Th : Qu’est-ce que tu te vois faire là, maintenant avec cette expérience ? (+MO rapides et larges)(orientation vers le futur)

P : Sourire.

P sourit (la tâche est faite!)

Th : Avec ce sourire, est-ce que tu es prête là, maintenant, à te lever ?

P se lève.

Suite à cette démonstration, après une séance complémentaire, l’asthme a cessé de s’inviter chez cette patiente.

Nous avons l’habitude, lorsque nous travaillons au plus près de cette pratique de constater que ce travail est fluide et écologique car respectueux à la fois du patient et du thérapeute (puisqu’il peut externaliser des informations qui bloquent chez lui, qu’elles soient corporelles imaginaires ou mentales, même si le TH n’a pas eu besoin de le faire dans cette démonstration). Au final, il parait très simple ! Mais nous savons tous que le simple est ce qui est le plus difficile à acquérir ! Le thérapeute va devoir se positionner dans une posture de décentration, de laquelle il va observer ce qui vient. Il va suivre systématiquement le processus qui se déroule et qui, je le rappelle, est premier dans cette façon de travailler.
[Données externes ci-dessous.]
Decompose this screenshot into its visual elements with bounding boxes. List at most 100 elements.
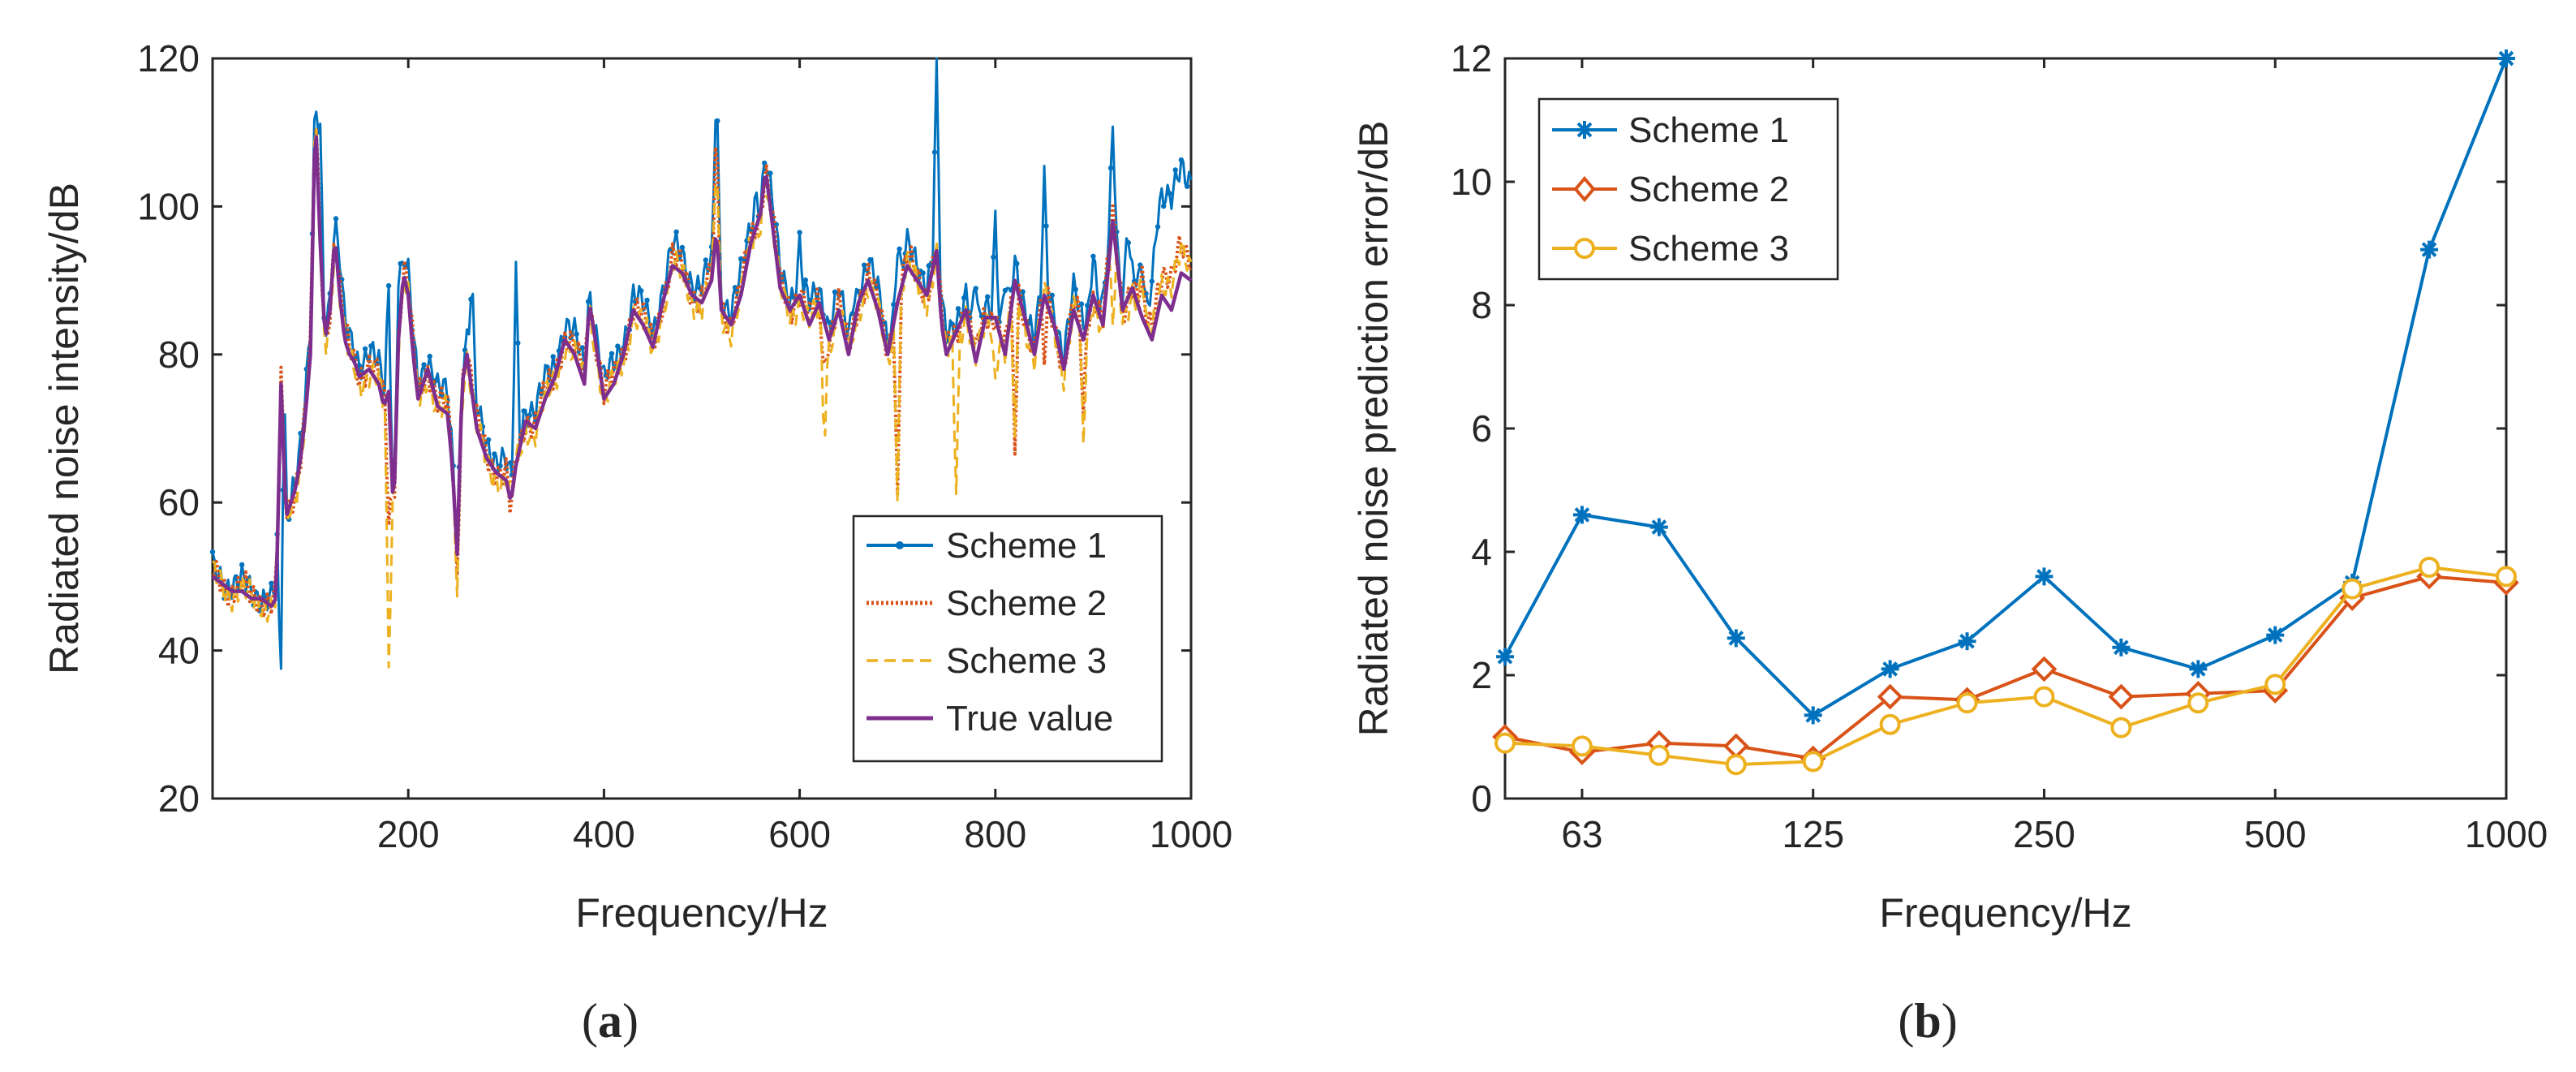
b-point-scheme-1 xyxy=(1650,519,1668,536)
b-point-scheme-1 xyxy=(2112,639,2130,657)
a-ytick-label: 80 xyxy=(158,334,200,376)
scheme-1-point xyxy=(515,341,520,346)
a-xtick-label: 600 xyxy=(768,813,831,855)
caption-a-close: ) xyxy=(622,994,639,1048)
legend-b-label-scheme-3: Scheme 3 xyxy=(1628,229,1789,269)
a-xtick-label: 400 xyxy=(573,813,635,855)
chart-b-xlabel: Frequency/Hz xyxy=(1879,890,2131,936)
b-xtick-label: 250 xyxy=(2013,813,2075,855)
scheme-1-point xyxy=(609,351,614,356)
scheme-1-point xyxy=(974,286,978,291)
scheme-1-point xyxy=(428,354,432,359)
b-ytick-label: 12 xyxy=(1451,37,1492,80)
scheme-1-point xyxy=(680,245,685,250)
scheme-1-point xyxy=(985,295,990,299)
scheme-1-point xyxy=(715,118,720,123)
scheme-1-point xyxy=(1179,157,1184,162)
a-xtick-label: 1000 xyxy=(1150,813,1232,855)
scheme-1-point xyxy=(1043,223,1048,228)
scheme-1-point xyxy=(1014,261,1019,266)
legend-label-scheme-1: Scheme 1 xyxy=(946,526,1107,566)
b-point-scheme-3 xyxy=(1959,694,1976,712)
scheme-1-point xyxy=(1090,254,1095,259)
a-ytick-label: 20 xyxy=(158,777,200,820)
scheme-1-point xyxy=(1167,191,1172,196)
b-point-scheme-3 xyxy=(2343,580,2361,598)
scheme-1-point xyxy=(1108,166,1113,170)
scheme-1-point xyxy=(961,295,966,300)
caption-a-letter: a xyxy=(598,994,622,1048)
scheme-1-point xyxy=(239,562,244,567)
a-ytick-label: 100 xyxy=(137,185,200,227)
b-point-scheme-3 xyxy=(1881,716,1899,734)
scheme-1-point xyxy=(867,257,872,262)
scheme-1-point xyxy=(673,230,678,235)
scheme-1-point xyxy=(797,230,802,235)
legend-b-label-scheme-2: Scheme 2 xyxy=(1628,170,1789,209)
scheme-1-point xyxy=(1150,278,1155,283)
caption-b-close: ) xyxy=(1942,994,1958,1048)
b-point-scheme-1 xyxy=(2189,660,2207,678)
scheme-1-point xyxy=(803,278,808,282)
a-xtick-label: 200 xyxy=(377,813,440,855)
scheme-1-point xyxy=(386,283,391,288)
b-point-scheme-1 xyxy=(1727,629,1745,647)
legend-b-marker-scheme-3 xyxy=(1576,239,1593,257)
b-ytick-label: 4 xyxy=(1471,531,1492,573)
b-ytick-label: 2 xyxy=(1471,654,1492,696)
chart-a-ylabel: Radiated noise intensity/dB xyxy=(41,183,87,674)
scheme-1-point xyxy=(1126,240,1131,245)
scheme-1-point xyxy=(492,451,497,456)
b-point-scheme-1 xyxy=(2266,626,2284,644)
b-xtick-label: 125 xyxy=(1782,813,1844,855)
scheme-1-point xyxy=(932,149,937,154)
b-point-scheme-3 xyxy=(1804,752,1822,770)
scheme-1-point xyxy=(269,581,273,586)
b-xtick-label: 1000 xyxy=(2465,813,2548,855)
scheme-1-point xyxy=(862,263,867,268)
b-point-scheme-1 xyxy=(1573,506,1591,523)
legend-label-scheme-2: Scheme 2 xyxy=(946,583,1107,623)
b-point-scheme-1 xyxy=(2035,567,2053,585)
b-point-scheme-3 xyxy=(2497,567,2515,585)
scheme-1-point xyxy=(1173,167,1178,172)
scheme-1-point xyxy=(398,261,402,266)
b-point-scheme-1 xyxy=(1496,648,1514,665)
b-xtick-label: 500 xyxy=(2244,813,2307,855)
b-point-scheme-3 xyxy=(2189,694,2207,712)
scheme-1-point xyxy=(363,347,368,351)
chart-b-legend: Scheme 1 Scheme 2 Scheme 3 xyxy=(1539,99,1838,279)
scheme-1-point xyxy=(1161,204,1166,209)
scheme-1-point xyxy=(574,332,578,337)
legend-b-marker-scheme-1 xyxy=(1576,121,1593,139)
legend-marker-scheme-1 xyxy=(896,541,904,549)
chart-b-prediction-error: 02468101263 125 250 500 1000 Frequency/Hz Ra… xyxy=(1351,37,2548,1048)
legend-label-scheme-3: Scheme 3 xyxy=(946,641,1107,681)
b-point-scheme-1 xyxy=(1881,660,1899,678)
scheme-1-point xyxy=(639,288,643,293)
figure: 20406080100120200 400 600 800 1000 Frequency… xyxy=(0,0,2576,1072)
scheme-1-point xyxy=(551,354,556,359)
scheme-1-point xyxy=(368,343,373,348)
scheme-1-point xyxy=(956,306,961,311)
scheme-1-point xyxy=(897,247,901,252)
a-ytick-label: 40 xyxy=(158,630,200,672)
a-ytick-label: 120 xyxy=(137,37,200,80)
scheme-1-point xyxy=(991,255,996,260)
b-point-scheme-1 xyxy=(2497,50,2515,67)
legend-label-true-value: True value xyxy=(946,699,1113,738)
scheme-1-point xyxy=(586,299,591,304)
scheme-1-point xyxy=(210,549,215,554)
caption-b-open: ( xyxy=(1898,994,1914,1048)
b-point-scheme-1 xyxy=(1804,706,1822,724)
b-point-scheme-3 xyxy=(1573,737,1591,755)
scheme-1-point xyxy=(920,270,925,275)
b-xtick-label: 63 xyxy=(1561,813,1602,855)
b-ytick-label: 8 xyxy=(1471,284,1492,326)
scheme-1-point xyxy=(1155,224,1160,229)
scheme-1-point xyxy=(421,362,426,367)
caption-a-open: ( xyxy=(582,994,598,1048)
b-point-scheme-3 xyxy=(1496,734,1514,752)
b-ytick-label: 0 xyxy=(1471,777,1492,820)
chart-a-noise-intensity: 20406080100120200 400 600 800 1000 Frequency… xyxy=(41,37,1232,1048)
Pour ma part, le développement de cette pratique m’a apportée une nouvelle aisance, particulièrement avec des personnes amenant des problématiques ancrées depuis longtemps dans leur histoire, des traumas multiples et complexes, des problématiques transgénérationnelles… Or cela bloque dans une thérapie lorsqu’il n’est pas facile de puiser dans les ressources du patient pour lever les obstacles. Quand une personne est trop engluée dans son histoire dans lequelle elle a dû s’adapter de diverses manières, nous avons besoin de pratiques qui réaccordent le mental avec le corps en un tout intégré, en lien avec le monde physique, la relation humaine, et le monde des représentations.